Modeling the thermodynamic properties and determination of the melting curve of Rhodium at high temperatures and pressures

Abstract

This article presents an in-depth study of the thermodynamic and melting properties of rhodium metal with a face-centered cubic (FCC) structure under extreme temperatures and pressures. Using the statistical moment method (SMM), key structural and thermodynamic characteristics such as lattice constant, volume, thermal expansion coefficient and isobaric heat capacity are calculated at temperatures up to 2000 K and pressures up to 500 GPa taking into account the anharmonic contribution of the crystal lattice vibrations. The SMM calculations are compared with available experimental data and other theoretical results. We find that in the high temperature region, the influence of anharmonic lattice vibrations at pressure does not break the classical limit of isobaric heat capacity.

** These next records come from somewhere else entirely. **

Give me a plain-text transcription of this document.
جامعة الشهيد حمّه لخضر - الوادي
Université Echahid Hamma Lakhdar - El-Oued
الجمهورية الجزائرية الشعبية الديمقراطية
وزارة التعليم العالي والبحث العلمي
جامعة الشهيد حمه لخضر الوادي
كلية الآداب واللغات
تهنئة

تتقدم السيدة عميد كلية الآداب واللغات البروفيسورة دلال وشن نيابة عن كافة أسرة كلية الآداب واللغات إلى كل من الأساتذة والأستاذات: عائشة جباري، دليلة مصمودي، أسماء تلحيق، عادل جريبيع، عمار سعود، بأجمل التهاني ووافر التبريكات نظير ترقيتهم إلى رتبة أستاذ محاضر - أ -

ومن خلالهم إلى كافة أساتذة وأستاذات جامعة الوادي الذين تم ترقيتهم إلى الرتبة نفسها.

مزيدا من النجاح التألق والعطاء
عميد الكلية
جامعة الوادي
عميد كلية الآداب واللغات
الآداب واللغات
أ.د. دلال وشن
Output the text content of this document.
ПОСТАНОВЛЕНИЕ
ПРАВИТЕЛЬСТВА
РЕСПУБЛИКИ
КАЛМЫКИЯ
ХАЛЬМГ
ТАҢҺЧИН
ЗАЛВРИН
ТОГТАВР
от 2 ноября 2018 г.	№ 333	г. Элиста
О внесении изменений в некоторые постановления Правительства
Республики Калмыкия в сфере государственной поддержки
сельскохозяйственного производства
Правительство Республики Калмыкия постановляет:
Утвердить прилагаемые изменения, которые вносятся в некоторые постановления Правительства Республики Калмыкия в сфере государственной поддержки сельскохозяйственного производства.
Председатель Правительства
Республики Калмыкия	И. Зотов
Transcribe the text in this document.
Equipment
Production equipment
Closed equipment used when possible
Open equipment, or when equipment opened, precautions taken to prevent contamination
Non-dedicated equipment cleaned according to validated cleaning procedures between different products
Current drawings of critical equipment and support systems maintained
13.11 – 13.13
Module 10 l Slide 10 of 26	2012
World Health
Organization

The sharp decrease in thermal expansion coefficient at high pressure demonstrates dynamic stability at 300 GPa. We build the Vinet equation with the obtained parameters $V_0=$ $13.867{\AA }^3,K_0=249.54\text{GPa},K_0^{\prime }=5.45$ combined with the heat-work equivalence principle (WHEP) to describe the melting curve for rhodium up to 500 GPa. This study provides an effective theoretical approach to investigate the structural and thermodynamic properties together with melting curve of strong anharmonic materials under extreme conditions. Our research results will provide useful information on the thermodynamic and melting properties of Rh as reinforcing agents in high-temperature thermocouples.